One format in which an image may be captured is the wide-angle format. A wide-angle lens is a lens configured with a decreased focal length, such that it captures a wider field of view than more conventional lenses. A wider field of view allows more of an environment to be captured in a given image, which may be beneficial for many applications. For example, in a security application where camera coverage of a given room is desired, use of a wide-angle lens may allow the coverage to be achieved with fewer cameras.
Yet, to achieve a wider field of view, a wide-angle lens generally must introduce perspective distortion into the image, causing the portion of the image that is located at the center to appear abnormally enlarged, and portions of the image towards the edges to appear abnormally compressed. Such distortion gives wide-angle images a distinctive convex appearance that is distracting to many viewers.
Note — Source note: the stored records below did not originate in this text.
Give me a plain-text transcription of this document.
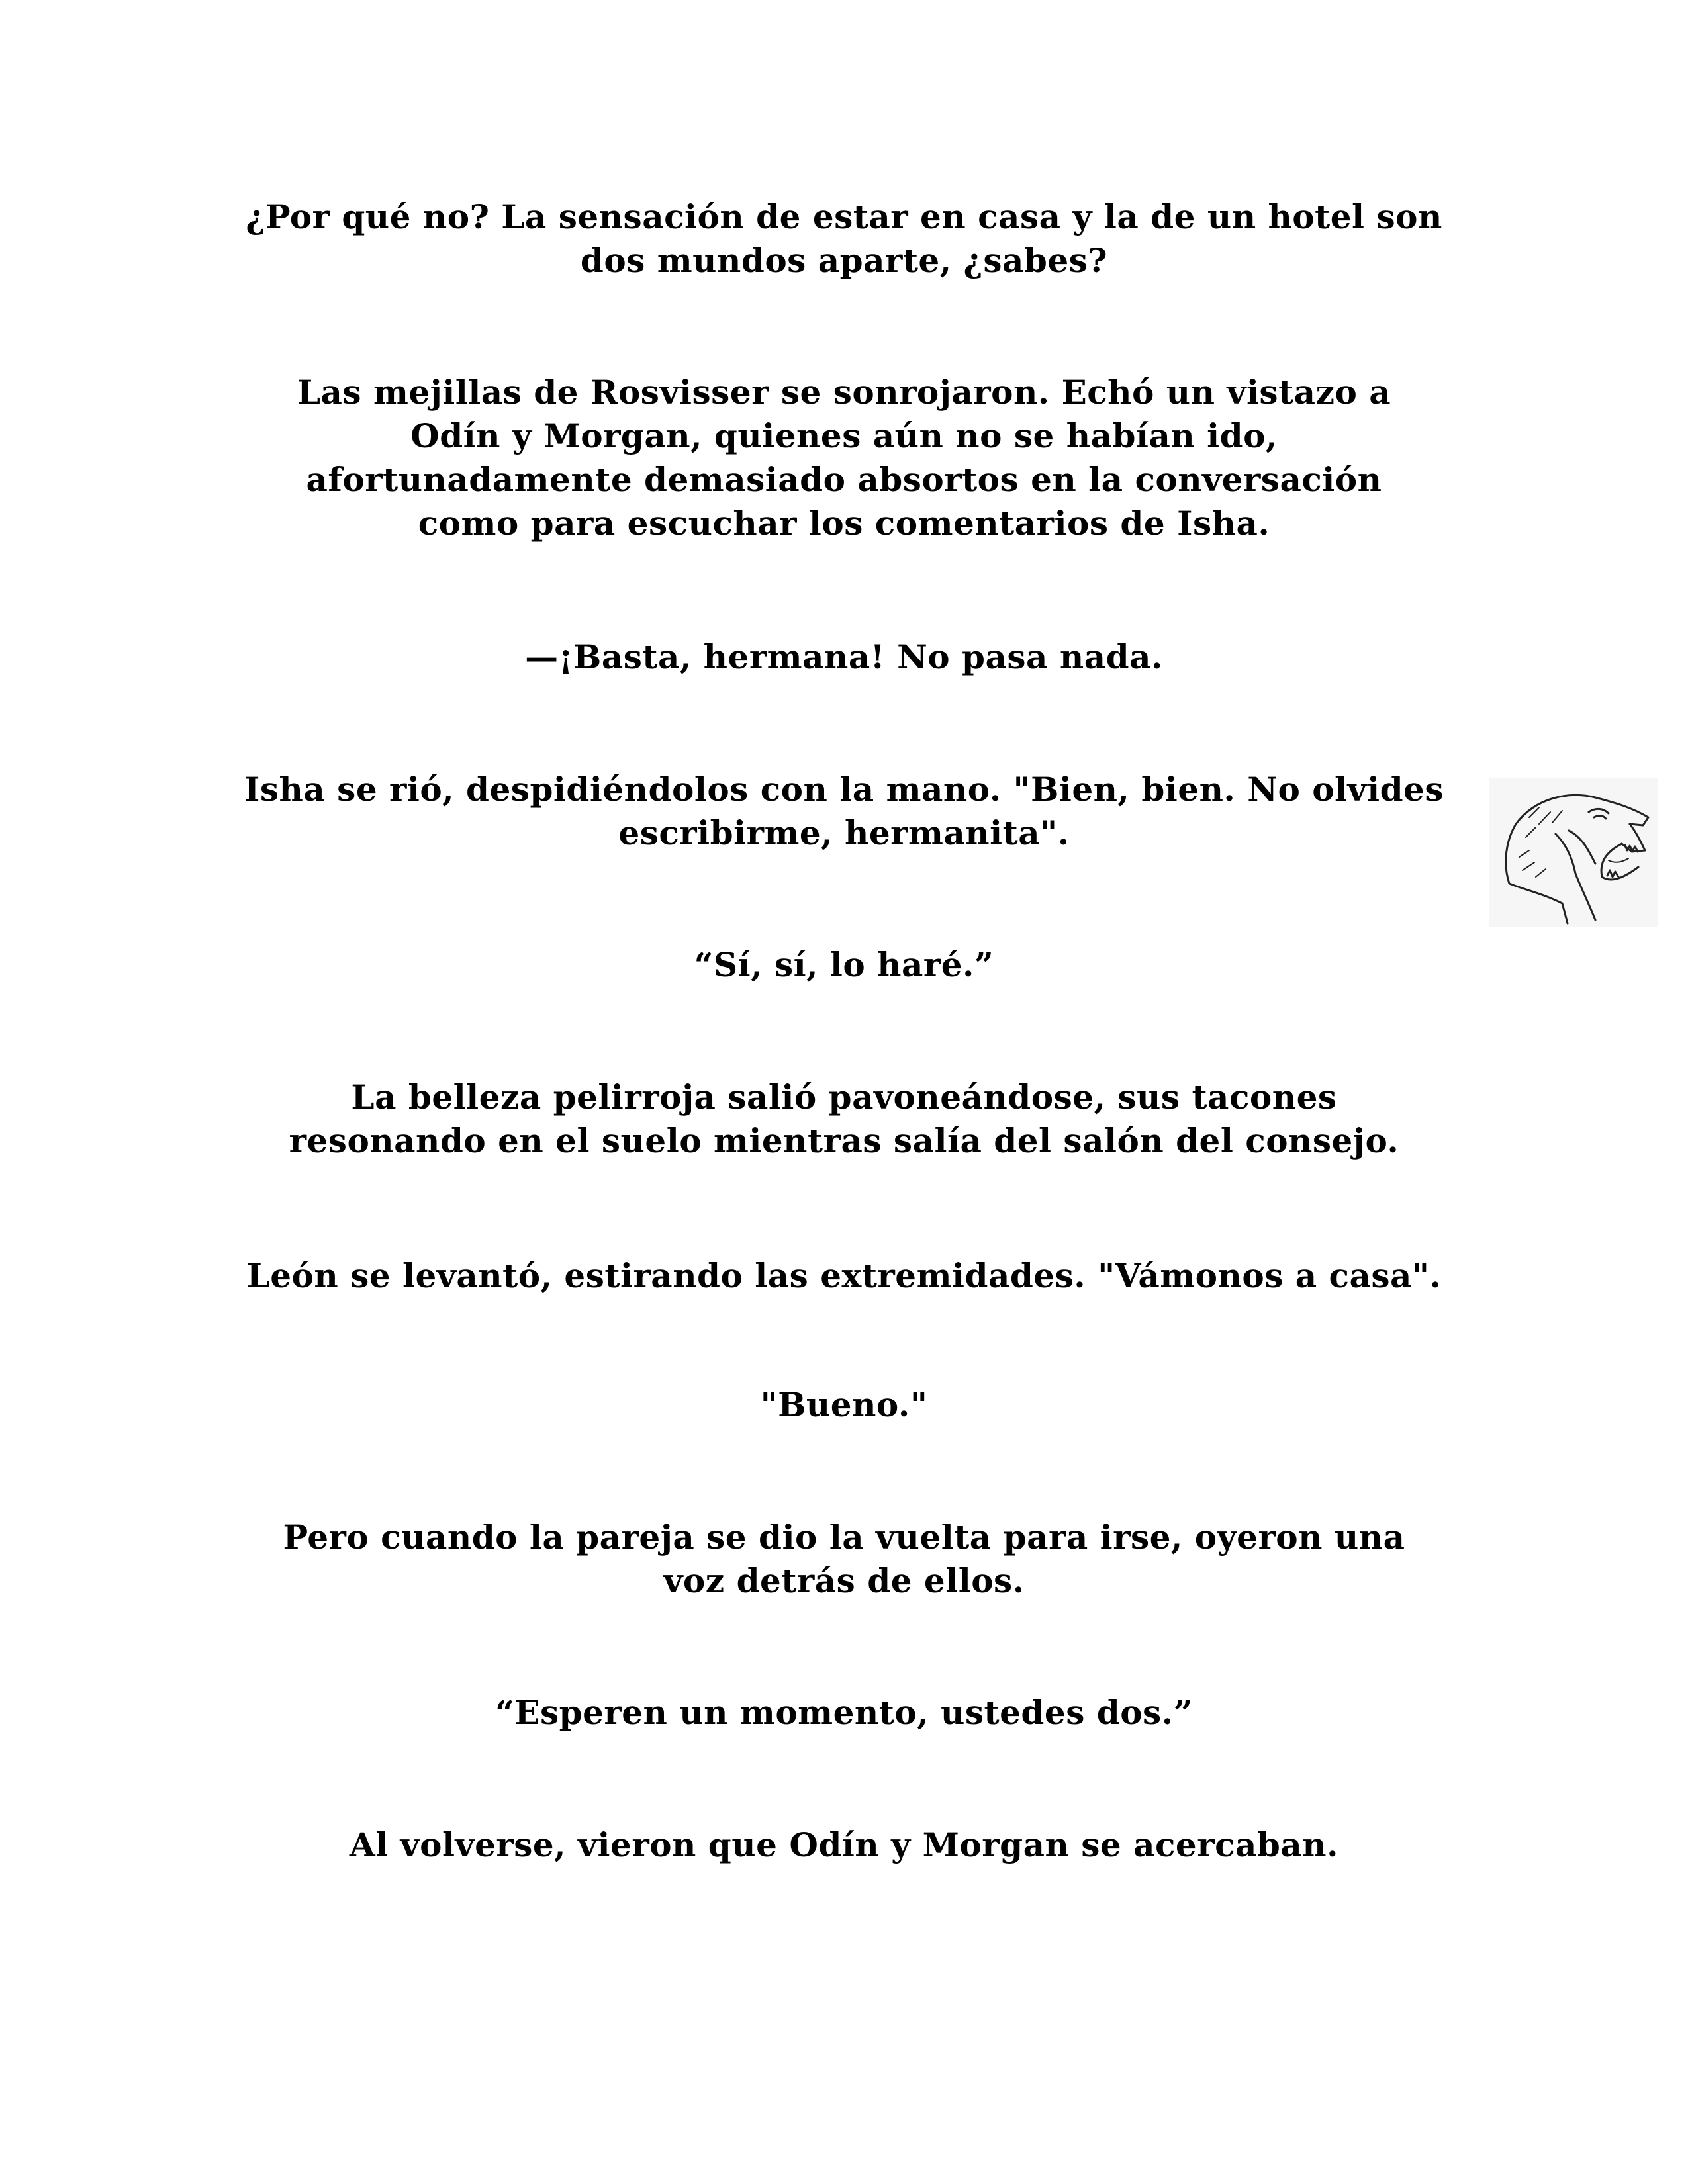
¿Por qué no? La sensación de estar en casa y la de un hotel son
dos mundos aparte, ¿sabes?

Las mejillas de Rosvisser se sonrojaron. Echó un vistazo a
Odín y Morgan, quienes aún no se habían ido,
afortunadamente demasiado absortos en la conversación
como para escuchar los comentarios de Isha.

—¡Basta, hermana! No pasa nada.

Isha se rió, despidiéndolos con la mano. "Bien, bien. No olvides
escribirme, hermanita".

“Sí, sí, lo haré.”

La belleza pelirroja salió pavoneándose, sus tacones
resonando en el suelo mientras salía del salón del consejo.

León se levantó, estirando las extremidades. "Vámonos a casa".

"Bueno."

Pero cuando la pareja se dio la vuelta para irse, oyeron una
voz detrás de ellos.

“Esperen un momento, ustedes dos.”

Al volverse, vieron que Odín y Morgan se acercaban.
One particular type of wide-angle image is a Fish-Eye image, where the field of view has been extended to the extreme. A Fish-Eye image typically encompasses about a 180-degree (i.e., hemispherical) field of view, though some Fish-Eye images encompass a field of view that is somewhat greater or lesser in angle. Indeed, some known specialty Fish-Eye lenses produce images with a 220-degree field of view, while other known Fish-Eye lenses produce images with fields of view of only 150-degrees. A Fish-Eye image achieves its extremely wide field of view at the trade off of perspective distortion, which is typically severe. Thus, Fish-Eye images are typically characterized as curvilinear, where straight lines in the environment are represented as distinctly curved lines in the image. Despite this distortion, the benefits of Fish-Eye images make them desirable in a variety application. Fish-Eye lenses and the images they produce are particularly suited for a variety of applications in the fields of security, automotive, virtual reality, virtual tours, and scientific research.
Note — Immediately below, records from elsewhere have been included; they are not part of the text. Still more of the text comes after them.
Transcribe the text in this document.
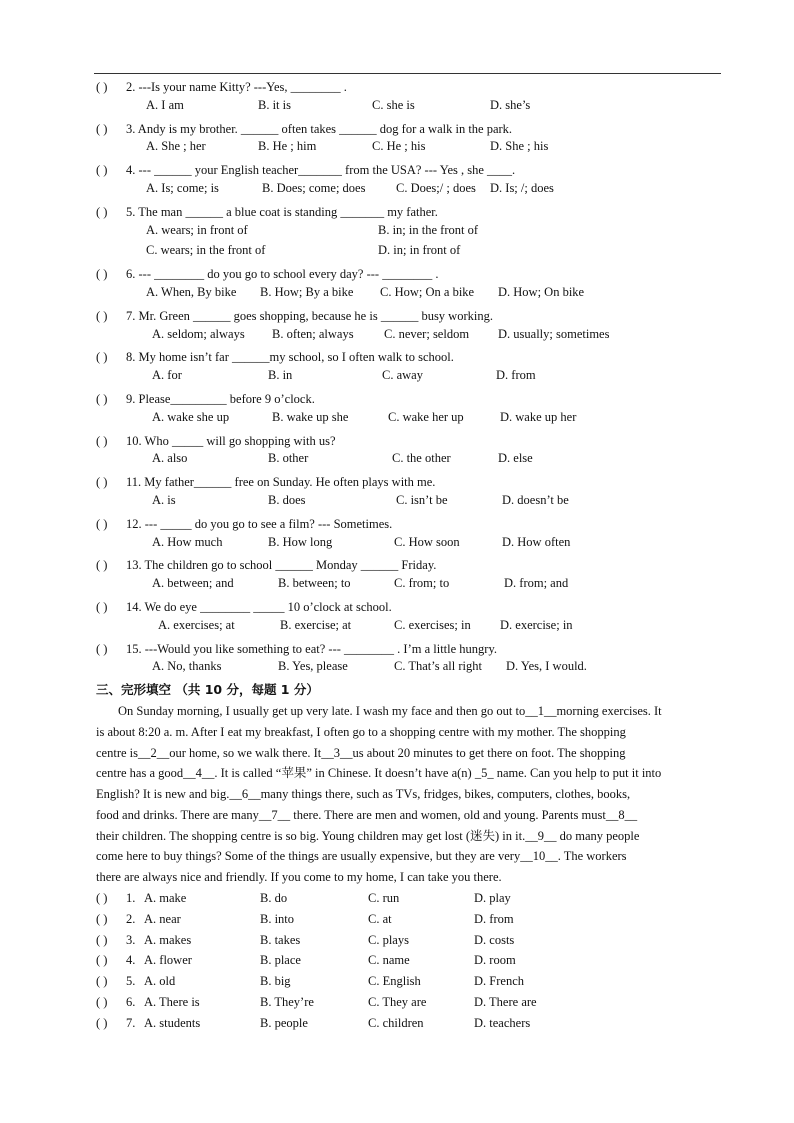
( ) 2. ---Is your name Kitty? ---Yes, ________ .
A. I am	B. it is	C. she is	D. she’s
( ) 3. Andy is my brother. ______ often takes ______ dog for a walk in the park.
A. She ; her	B. He ; him	C. He ; his	D. She ; his
( ) 4. --- ______ your English teacher_______ from the USA? --- Yes , she ____.
A. Is; come; is	B. Does; come; does C. Does;/ ; does D. Is; /; does
( ) 5. The man ______ a blue coat is standing _______ my father.
A. wears; in front of	B. in; in the front of
C. wears; in the front of	D. in; in front of
( ) 6. --- ________ do you go to school every day? --- ________ .
A. When, By bike B. How; By a bike C. How; On a bike D. How; On bike
( ) 7. Mr. Green ______ goes shopping, because he is ______ busy working.
A. seldom; always B. often; always C. never; seldom D. usually; sometimes
( ) 8. My home isn’t far ______my school, so I often walk to school.
A. for	B. in	C. away	D. from
( ) 9. Please_________ before 9 o’clock.
A. wake she up	B. wake up she	C. wake her up	D. wake up her
( ) 10. Who _____ will go shopping with us?
A. also	B. other	C. the other	D. else
( ) 11. My father______ free on Sunday. He often plays with me.
A. is	B. does	C. isn’t be	D. doesn’t be
( ) 12. --- _____ do you go to see a film? --- Sometimes.
A. How much	B. How long	C. How soon	D. How often
( ) 13. The children go to school ______ Monday ______ Friday.
A. between; and	B. between; to	C. from; to	D. from; and
( ) 14. We do eye ________ _____ 10 o’clock at school.
A. exercises; at	B. exercise; at	C. exercises; in D. exercise; in
( ) 15. ---Would you like something to eat? --- ________ . I’m a little hungry.
A. No, thanks	B. Yes, please	C. That’s all right D. Yes, I would.
三、完形填空 （共 10 分，每题 1 分）

On Sunday morning, I usually get up very late. I wash my face and then go out to__1__morning exercises. It

is about 8:20 a. m. After I eat my breakfast, I often go to a shopping centre with my mother. The shopping

centre is__2__our home, so we walk there. It__3__us about 20 minutes to get there on foot. The shopping

centre has a good__4__. It is called “苹果” in Chinese. It doesn’t have a(n) _5_ name. Can you help to put it into

English? It is new and big.__6__many things there, such as TVs, fridges, bikes, computers, clothes, books,

food and drinks. There are many__7__ there. There are men and women, old and young. Parents must__8__

their children. The shopping centre is so big. Young children may get lost (迷失) in it.__9__ do many people

come here to buy things? Some of the things are usually expensive, but they are very__10__. The workers

there are always nice and friendly. If you come to my home, I can take you there.

( ) 1. A. make	B. do	C. run	D. play
( ) 2. A. near	B. into	C. at	D. from
( ) 3. A. makes	B. takes	C. plays	D. costs
( ) 4. A. flower	B. place	C. name	D. room
( ) 5. A. old	B. big	C. English	D. French
( ) 6. A. There is	B. They’re	C. They are	D. There are
( ) 7. A. students	B. people	C. children	D. teachers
Sometimes, it may be desirable to manipulate a Fish-Eye or other wide-angle image to remove some of the perspective distortion in a region of the image, and create a rectilinear image from the region. A rectilinear image is one where vertical, horizontal, and diagonal lines in the environment are displayed as substantially straight lines in the image. In order to represent these lines as substantially straight, a rectilinear image is restricted to a significantly smaller field of view than a Fish-Eye image. Yet, since rectilinear images are generally perceived by viewers to be “normal” (i.e. “correct”) images, they are widely used in photography, cinema, and other applications. Accordingly, conversion of a region of a Fish-Eye or other wide-angle image to a rectilinear image is often desirable. Such a conversion is sometimes referred to as dewarping the image, though the term may have other connotations in different contexts.
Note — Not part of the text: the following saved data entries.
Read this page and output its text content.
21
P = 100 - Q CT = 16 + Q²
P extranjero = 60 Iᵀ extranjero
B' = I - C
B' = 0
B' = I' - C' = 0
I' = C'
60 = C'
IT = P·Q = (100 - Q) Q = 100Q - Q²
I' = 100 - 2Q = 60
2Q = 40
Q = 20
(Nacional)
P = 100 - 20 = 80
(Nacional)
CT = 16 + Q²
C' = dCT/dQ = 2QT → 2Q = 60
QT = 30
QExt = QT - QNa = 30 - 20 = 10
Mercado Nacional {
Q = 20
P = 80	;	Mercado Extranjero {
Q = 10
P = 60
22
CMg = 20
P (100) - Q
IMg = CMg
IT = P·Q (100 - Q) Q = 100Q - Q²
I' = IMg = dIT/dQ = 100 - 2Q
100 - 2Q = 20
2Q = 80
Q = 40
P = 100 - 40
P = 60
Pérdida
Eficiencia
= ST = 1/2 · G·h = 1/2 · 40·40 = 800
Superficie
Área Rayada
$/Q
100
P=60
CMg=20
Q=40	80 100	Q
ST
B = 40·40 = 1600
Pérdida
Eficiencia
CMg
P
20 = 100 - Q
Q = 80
Several techniques are known for converting a Fish-Eye or other wide-angle image to a rectilinear image, yet these known techniques have shortcomings. In particular, they typically lack an intuitive way to specify the particular region of the Fish-Eye or other wide-angle image from which to construct the rectilinear image. Often, prior techniques require one to specify the size and orientation of such a region in terms of a variety of obscure angles and lengths that have little meaning to those outside of the field of optics. Accordingly, such prior techniques are generally unsuitable for users that have general computer training, but lack special knowledge of optics.